8.8 Oxidation and Reduction of Aromatic Compounds

Kirsten Kramer; Cassandra Lilly

8.8 Oxidation and Reduction of Aromatic Compounds

Oxidation of Alkyl Side Chains

Despite its unsaturation, the benzene ring is inert to strong oxidizing agents such as KMnO₄, which will cleave alkene carbon–carbon bonds. It turns out, however, that the presence of the aromatic ring has a dramatic effect on the reactivity of alkyl side chains.

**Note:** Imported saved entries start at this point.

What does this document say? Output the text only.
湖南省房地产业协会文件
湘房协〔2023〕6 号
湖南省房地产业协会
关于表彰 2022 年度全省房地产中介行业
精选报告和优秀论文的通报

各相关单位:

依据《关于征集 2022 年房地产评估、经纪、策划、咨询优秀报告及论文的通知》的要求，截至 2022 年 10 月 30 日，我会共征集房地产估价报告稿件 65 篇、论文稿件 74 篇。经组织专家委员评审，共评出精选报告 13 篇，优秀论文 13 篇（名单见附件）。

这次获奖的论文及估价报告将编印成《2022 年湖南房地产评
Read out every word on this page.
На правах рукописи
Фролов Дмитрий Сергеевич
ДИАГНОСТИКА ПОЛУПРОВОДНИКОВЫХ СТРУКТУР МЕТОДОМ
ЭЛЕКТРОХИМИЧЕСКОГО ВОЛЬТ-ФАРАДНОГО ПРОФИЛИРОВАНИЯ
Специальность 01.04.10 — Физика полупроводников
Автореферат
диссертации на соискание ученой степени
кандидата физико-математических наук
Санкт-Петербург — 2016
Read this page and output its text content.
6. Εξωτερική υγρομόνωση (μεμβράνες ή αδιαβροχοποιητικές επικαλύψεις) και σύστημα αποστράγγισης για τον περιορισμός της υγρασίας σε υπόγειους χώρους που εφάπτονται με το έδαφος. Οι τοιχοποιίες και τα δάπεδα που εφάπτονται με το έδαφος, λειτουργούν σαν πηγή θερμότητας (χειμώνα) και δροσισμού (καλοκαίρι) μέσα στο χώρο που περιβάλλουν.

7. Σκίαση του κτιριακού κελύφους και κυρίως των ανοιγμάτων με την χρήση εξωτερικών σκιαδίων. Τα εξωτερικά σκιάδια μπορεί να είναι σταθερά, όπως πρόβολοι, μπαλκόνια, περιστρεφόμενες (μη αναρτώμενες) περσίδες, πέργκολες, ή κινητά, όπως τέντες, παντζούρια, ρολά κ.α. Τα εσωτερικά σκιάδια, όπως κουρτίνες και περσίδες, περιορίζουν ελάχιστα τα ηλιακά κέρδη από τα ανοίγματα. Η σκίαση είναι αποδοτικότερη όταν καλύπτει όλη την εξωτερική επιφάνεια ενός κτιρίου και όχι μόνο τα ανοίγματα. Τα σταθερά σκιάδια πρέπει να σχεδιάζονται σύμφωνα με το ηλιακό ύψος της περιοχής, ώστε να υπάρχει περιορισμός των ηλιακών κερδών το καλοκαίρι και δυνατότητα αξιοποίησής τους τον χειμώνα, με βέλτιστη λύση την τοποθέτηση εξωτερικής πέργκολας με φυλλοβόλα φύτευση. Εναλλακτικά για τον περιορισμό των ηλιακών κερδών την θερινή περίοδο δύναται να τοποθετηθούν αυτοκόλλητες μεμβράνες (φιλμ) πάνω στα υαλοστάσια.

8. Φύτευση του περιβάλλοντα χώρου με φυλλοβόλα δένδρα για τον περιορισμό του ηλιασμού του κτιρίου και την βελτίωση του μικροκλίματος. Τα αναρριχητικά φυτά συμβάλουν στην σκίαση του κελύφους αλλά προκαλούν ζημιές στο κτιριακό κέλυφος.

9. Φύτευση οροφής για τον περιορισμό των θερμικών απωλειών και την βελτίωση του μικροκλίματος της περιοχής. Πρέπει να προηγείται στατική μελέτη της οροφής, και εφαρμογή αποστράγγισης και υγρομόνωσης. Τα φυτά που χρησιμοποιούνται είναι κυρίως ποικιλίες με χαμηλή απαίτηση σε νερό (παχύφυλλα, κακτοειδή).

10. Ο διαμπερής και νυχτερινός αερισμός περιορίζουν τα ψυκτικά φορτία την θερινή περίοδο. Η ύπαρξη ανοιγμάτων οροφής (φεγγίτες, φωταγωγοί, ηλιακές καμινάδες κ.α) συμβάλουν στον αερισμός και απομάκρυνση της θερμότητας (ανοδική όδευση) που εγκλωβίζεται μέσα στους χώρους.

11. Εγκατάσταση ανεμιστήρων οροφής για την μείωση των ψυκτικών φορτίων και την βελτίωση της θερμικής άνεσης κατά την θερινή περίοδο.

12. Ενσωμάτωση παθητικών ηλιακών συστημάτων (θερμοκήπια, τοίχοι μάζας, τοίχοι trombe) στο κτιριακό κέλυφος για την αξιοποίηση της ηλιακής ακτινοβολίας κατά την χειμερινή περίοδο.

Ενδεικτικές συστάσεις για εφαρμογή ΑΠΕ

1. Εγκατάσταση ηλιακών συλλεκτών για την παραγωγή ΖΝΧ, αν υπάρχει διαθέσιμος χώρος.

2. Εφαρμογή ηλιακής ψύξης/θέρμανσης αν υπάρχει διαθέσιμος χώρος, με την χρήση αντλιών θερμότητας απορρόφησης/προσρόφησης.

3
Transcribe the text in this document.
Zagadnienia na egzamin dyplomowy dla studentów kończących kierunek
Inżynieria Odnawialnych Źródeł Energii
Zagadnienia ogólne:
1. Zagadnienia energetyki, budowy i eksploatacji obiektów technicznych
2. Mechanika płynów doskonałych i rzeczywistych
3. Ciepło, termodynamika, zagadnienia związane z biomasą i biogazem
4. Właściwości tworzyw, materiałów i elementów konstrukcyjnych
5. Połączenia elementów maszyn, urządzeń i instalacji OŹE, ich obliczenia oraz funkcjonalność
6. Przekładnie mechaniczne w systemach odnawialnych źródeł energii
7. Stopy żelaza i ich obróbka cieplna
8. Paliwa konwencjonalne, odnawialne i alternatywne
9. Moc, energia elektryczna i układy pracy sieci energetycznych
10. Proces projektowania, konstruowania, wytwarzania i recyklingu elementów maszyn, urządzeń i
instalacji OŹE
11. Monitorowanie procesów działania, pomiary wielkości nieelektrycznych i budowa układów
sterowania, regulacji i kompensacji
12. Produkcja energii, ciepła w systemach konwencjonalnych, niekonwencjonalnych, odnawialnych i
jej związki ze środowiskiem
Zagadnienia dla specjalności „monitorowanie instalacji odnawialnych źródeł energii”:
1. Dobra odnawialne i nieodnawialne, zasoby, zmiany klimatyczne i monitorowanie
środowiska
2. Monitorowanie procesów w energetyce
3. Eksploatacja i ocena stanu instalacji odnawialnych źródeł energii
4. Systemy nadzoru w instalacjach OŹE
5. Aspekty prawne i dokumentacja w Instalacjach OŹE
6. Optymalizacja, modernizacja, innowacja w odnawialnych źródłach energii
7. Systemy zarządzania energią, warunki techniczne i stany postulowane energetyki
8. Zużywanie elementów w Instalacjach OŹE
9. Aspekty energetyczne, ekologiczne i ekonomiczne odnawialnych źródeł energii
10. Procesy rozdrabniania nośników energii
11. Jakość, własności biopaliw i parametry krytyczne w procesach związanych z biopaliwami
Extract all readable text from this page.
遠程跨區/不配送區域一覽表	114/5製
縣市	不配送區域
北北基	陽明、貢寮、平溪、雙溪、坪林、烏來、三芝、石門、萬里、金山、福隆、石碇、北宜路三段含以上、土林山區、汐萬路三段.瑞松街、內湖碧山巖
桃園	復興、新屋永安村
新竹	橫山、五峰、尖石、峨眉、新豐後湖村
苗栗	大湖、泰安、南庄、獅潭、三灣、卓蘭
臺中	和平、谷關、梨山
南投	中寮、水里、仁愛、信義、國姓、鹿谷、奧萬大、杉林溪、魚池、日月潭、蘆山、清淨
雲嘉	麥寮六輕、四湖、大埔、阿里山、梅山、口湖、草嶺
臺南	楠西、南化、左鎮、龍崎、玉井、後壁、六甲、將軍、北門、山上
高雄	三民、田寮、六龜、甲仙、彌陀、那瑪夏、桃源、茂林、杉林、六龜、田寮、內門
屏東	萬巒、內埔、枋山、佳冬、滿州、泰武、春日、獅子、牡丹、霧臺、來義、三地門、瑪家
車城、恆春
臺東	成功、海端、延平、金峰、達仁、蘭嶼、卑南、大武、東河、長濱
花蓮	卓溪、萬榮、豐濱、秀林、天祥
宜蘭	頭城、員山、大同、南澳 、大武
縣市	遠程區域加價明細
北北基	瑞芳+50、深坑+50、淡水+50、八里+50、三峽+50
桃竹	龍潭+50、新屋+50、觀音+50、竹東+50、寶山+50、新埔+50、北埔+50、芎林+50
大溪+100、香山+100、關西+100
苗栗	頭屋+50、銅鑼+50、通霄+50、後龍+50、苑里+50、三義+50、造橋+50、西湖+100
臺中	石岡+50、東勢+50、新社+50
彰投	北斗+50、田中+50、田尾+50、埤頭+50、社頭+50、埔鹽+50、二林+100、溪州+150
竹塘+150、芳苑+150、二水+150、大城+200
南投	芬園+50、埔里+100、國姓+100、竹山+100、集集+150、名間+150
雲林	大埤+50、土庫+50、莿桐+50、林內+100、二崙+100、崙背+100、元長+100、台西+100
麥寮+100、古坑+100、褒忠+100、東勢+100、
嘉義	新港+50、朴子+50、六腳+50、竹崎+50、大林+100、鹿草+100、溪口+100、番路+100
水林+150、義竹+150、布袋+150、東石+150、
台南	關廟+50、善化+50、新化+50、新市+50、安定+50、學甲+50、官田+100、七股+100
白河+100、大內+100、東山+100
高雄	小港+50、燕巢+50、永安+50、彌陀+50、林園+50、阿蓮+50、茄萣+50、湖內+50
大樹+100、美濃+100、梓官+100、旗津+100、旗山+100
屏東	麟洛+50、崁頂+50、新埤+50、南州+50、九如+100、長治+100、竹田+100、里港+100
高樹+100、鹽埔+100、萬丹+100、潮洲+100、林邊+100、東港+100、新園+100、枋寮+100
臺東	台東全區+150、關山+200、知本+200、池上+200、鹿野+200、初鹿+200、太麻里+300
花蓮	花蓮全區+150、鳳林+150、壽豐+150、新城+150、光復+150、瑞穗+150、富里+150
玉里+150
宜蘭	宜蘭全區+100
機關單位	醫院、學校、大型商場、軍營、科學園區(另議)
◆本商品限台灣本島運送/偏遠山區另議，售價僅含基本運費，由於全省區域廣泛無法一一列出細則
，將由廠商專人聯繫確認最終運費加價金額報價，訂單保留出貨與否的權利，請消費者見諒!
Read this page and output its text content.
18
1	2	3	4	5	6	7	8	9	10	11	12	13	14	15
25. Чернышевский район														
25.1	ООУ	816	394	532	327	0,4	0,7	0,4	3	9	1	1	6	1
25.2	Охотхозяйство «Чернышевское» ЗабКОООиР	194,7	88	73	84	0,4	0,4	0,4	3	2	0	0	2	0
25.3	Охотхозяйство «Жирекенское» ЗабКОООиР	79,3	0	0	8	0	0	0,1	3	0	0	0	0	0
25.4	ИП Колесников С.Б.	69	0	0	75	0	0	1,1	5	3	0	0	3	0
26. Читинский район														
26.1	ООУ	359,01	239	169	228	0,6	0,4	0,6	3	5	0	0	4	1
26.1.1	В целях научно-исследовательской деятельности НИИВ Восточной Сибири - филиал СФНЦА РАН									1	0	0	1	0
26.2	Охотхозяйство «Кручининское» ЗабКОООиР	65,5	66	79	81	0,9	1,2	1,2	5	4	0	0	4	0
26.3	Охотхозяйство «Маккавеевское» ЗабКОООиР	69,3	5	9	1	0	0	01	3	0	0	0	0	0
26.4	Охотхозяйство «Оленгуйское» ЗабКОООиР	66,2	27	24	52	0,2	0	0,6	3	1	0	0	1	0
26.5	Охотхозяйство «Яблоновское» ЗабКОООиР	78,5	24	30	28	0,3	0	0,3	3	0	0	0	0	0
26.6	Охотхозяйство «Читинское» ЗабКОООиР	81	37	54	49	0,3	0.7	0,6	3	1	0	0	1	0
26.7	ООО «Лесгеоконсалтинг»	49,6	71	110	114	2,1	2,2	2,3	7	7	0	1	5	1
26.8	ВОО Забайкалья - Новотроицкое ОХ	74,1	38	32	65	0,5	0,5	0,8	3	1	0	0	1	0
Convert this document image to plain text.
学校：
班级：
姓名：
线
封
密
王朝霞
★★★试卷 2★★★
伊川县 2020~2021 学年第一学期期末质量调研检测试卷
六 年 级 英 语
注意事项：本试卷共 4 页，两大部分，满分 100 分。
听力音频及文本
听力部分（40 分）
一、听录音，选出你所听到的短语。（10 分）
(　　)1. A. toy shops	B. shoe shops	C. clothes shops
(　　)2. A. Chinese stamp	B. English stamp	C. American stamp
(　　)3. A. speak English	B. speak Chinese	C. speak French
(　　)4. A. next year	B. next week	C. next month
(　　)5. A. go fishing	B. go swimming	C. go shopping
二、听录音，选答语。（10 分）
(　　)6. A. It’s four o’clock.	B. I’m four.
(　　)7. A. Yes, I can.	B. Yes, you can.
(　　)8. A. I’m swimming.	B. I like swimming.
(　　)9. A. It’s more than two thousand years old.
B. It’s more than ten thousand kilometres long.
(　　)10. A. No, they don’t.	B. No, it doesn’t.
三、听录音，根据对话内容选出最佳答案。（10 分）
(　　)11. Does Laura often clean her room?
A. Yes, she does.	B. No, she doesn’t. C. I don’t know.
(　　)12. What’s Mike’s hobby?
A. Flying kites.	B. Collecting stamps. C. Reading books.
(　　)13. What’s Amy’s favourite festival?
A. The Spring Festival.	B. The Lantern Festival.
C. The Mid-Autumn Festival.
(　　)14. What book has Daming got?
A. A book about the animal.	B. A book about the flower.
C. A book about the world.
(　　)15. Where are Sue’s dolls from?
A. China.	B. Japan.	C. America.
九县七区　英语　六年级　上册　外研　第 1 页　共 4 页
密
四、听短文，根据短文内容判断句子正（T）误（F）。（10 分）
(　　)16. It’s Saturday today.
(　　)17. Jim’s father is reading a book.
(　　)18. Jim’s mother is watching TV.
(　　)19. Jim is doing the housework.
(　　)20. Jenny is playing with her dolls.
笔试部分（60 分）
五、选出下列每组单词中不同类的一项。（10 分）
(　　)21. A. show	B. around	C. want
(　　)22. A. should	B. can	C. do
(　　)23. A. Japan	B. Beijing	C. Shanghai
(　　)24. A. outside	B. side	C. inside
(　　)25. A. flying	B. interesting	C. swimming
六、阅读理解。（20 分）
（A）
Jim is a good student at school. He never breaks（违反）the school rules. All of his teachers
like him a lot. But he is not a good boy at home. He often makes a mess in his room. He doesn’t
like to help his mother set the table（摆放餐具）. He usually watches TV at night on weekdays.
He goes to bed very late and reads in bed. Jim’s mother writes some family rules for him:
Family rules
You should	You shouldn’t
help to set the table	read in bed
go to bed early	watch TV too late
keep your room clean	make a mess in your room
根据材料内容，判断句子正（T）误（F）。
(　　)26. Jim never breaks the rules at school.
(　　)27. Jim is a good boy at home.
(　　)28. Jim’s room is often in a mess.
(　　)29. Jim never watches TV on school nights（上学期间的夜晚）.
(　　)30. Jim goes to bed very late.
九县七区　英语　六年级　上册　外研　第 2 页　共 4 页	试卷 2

These side chains react rapidly with oxidizing agents and are converted into carboxyl groups, –CO₂H.The net effect is conversion of an alkylbenzene into a benzoic acid, Ar–R → Ar– CO₂H. Butylbenzene is oxidized by aqueous KMnO₄ to give benzoic acid, for instance.

A similar oxidation is employed industrially for the preparation of the terephthalic acid used in the production of polyester fibers. Worldwide, approximately 118 million tons per year of terephthalic acid is produced by oxidation of p-xylene, using air as the oxidant and Co(III) salts as catalyst.

The mechanism of side-chain oxidation is complex and involves reaction of C–H bonds at the position next to the aromatic ring to form intermediate benzylic radicals. tert-Butylbenzene has no benzylic hydrogens, however, and is therefore inert.

Analogous side-chain oxidations occur in various biosynthetic pathways. The neurotransmitter norepinephrine, for instance, is biosynthesized from dopamine by a benzylic hydroxylation reaction. The process is catalyzed by the copper-containing enzyme dopamine β-monooxygenase and occurs by a radical mechanism. A copper–oxygen species in the enzyme first abstracts the pro-R benzylic hydrogen to give a radical, and a hydroxyl is then transferred from copper to carbon.

To hydrogenate an aromatic ring, it’s necessary either to use a platinum catalyst with hydrogen gas at a pressure of several hundred atmospheres or to use a more effective catalyst such as rhodium on carbon. Under these conditions, aromatic rings are converted into cyclohexanes. For example, o-xylene yields 1,2-dimethylcyclohexane, and 4-tert– butylphenol gives 4-tert-butylcyclohexanol.